Voyager I is now in interstellar space. But according to the Old Testament, there is no interstellar space.
But if the Bible is 100 accurate, then what must be theologically true, but which is proven scientifically false, must still somehow be true even though it violates everything we know about the cosmos. Isn’t this a problem?
Not for the Religious Right, apparently, which, while it decries relativism, is more than happy to embrace the idea that some things in the Bible matter and some things don’t, even while insisting all things in the Bible matter. It is a completely untenable worldview. Yet they not only embrace it, they embrace it fanatically.

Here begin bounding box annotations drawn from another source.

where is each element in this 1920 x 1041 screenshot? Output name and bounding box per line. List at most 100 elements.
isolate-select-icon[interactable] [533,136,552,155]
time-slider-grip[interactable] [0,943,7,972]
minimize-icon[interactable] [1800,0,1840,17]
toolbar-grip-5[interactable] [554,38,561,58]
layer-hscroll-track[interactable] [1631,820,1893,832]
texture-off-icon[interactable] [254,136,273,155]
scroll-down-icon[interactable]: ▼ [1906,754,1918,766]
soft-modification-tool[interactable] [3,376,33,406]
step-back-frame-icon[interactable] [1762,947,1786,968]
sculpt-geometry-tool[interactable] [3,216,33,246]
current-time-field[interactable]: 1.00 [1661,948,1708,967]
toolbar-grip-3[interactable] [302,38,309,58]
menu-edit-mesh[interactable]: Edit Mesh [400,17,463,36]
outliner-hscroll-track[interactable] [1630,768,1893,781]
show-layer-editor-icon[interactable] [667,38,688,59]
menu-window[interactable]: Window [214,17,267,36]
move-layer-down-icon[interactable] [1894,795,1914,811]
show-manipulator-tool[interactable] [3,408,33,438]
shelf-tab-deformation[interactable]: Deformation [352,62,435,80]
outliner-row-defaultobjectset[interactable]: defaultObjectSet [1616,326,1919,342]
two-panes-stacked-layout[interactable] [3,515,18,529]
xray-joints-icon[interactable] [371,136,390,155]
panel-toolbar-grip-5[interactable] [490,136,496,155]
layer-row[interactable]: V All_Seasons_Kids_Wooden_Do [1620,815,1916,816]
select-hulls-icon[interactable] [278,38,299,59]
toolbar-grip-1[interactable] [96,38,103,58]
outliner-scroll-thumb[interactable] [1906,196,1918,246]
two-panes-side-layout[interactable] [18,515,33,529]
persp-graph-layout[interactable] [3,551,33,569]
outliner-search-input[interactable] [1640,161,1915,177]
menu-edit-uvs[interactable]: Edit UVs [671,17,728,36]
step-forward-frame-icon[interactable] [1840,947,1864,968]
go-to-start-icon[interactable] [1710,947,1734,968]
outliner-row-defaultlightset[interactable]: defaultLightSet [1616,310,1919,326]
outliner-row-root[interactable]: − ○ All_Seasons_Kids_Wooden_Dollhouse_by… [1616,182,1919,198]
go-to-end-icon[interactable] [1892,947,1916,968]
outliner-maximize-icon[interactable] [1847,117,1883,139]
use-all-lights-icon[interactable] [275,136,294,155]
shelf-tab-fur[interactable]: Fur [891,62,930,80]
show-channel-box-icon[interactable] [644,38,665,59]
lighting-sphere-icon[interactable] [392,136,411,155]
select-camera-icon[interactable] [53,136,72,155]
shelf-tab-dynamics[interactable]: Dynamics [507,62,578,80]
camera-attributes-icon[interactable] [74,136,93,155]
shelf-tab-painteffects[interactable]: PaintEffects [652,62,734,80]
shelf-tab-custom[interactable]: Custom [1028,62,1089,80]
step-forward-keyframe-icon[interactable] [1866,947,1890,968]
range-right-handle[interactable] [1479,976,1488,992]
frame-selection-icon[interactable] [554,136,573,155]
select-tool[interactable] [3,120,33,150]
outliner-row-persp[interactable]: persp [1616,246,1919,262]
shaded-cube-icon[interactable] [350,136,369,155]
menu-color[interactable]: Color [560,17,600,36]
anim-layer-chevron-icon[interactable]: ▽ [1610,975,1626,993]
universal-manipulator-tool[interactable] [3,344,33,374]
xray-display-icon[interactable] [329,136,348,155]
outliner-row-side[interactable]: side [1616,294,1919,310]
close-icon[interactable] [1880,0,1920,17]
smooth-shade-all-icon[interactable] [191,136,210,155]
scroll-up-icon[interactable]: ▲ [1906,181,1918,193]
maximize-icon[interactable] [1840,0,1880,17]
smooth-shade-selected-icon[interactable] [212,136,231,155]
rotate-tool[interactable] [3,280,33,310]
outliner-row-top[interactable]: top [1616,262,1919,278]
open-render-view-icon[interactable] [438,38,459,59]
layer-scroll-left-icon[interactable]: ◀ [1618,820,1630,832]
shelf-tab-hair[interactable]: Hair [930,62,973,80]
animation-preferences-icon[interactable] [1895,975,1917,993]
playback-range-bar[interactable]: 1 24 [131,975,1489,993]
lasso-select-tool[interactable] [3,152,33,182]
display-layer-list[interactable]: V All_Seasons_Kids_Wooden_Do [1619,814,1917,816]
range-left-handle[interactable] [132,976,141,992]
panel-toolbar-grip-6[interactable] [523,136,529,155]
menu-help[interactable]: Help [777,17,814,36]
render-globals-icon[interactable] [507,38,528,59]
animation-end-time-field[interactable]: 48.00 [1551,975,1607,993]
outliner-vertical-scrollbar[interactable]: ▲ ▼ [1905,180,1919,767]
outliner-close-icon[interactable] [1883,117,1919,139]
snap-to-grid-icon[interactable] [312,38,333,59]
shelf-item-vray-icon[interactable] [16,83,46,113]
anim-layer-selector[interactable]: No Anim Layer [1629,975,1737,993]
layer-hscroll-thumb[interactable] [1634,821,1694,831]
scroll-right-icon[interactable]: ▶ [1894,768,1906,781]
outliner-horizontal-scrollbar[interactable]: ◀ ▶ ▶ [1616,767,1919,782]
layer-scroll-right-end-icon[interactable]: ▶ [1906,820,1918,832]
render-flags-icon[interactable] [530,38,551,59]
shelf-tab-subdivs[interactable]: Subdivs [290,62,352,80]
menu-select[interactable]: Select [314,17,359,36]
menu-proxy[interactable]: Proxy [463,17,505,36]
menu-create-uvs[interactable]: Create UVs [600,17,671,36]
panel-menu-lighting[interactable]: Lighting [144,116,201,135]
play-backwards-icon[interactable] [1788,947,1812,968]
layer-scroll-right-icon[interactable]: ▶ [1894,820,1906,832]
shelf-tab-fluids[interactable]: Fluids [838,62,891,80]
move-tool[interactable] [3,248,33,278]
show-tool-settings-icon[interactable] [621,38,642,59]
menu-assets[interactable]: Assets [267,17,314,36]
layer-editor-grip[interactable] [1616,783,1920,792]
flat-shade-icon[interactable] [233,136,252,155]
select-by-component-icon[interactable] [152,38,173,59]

Lowe says Rubio is not to be blamed, and therefore, I suppose, neither should other Religious Right figures who embrace this view:
You can’t blame Rubio — who, surely, is a reasonably intelligent person — for espousing a viewpoint that has been discredited by just about every respectable scientist who isn’t in the employ of the petroleum industry. He’s required to parrot the dogma that man’s activities have nothing to do with climate change, simply because that’s what the small but influential group of Republican primary voters believes. It’s but one of their many litmus tests for ideological purity.
I do not think I am prepared to be quite so forgiving. There is nothing, for example, to stop Rubio from being a Charlie Crist, or one of the other many Republicans who have forsaken a party that has gone collectively insane. Nobody is forcing Rubio to embrace these views. It is his own lack of moral courage and integrity that has made him the mockery that he is.
Lowe is certainly right that blame attaches itself to the Republican Party, however:
You can blame the Republican Party, though, for consciously and cynically embracing a policy that is sure to make life much more difficult — and potentially untenable — for future generations. All this, because they don’t have the guts to renounce campaign money from those who would benefit today from tomorrow’s calamity. Some “family values.”
Paukner points out,
The Bible is not a book of science. It was written in a pre-scientific era and its main purpose was to communicate moral and spiritual lessons. The Children of Israel had no advantage over their neighbors when it came to matters of science. In fact, this erroneous concept of the cosmos was quite common for that era. The Hebrews were inspired by nothing more than their political and religious motivations. Thus, being ignorant of scientific facts, they thought the earth was flat, that sick people were possessed by demons, and that essentially everything was caused by either gods or demons.
The Jews then, like other ancient peoples, had an excuse. But even in the ancient world it was figured out by another Pagan scientist, Aristarchus, that the earth was not a disk, that it was round, and that it was not at the center of the universe, but rather rotated around the sun. Eratosthenes was so on top of cosmological matters that he even gave us the leap year. The lesson to be learned here is that if you are not bound to what you consider divine writ, you are free to change your thinking in accord to new discoveries.
The Religious Right, by insisting that the Bible is the inerrant word of God, ignores the obvious for what a Bronze Age worldview insists must be true. It is irresponsible, if not outright criminal, to continue to insist theology be put above science when it will lead to the deaths of millions. What Rubio is endorsing is murder, murder on a vast scale, in a bizarre and twisted homage to a supreme being whose “testament” hails his repeated acts of genocide as somehow holy.
Our lives, and our children’s lives, are at stake. I am unwilling to say he is not responsible for his own views.
Update [9:02 am May 15, 2014]. A previous version omitted reference to Bill Day’s editorial cartoon.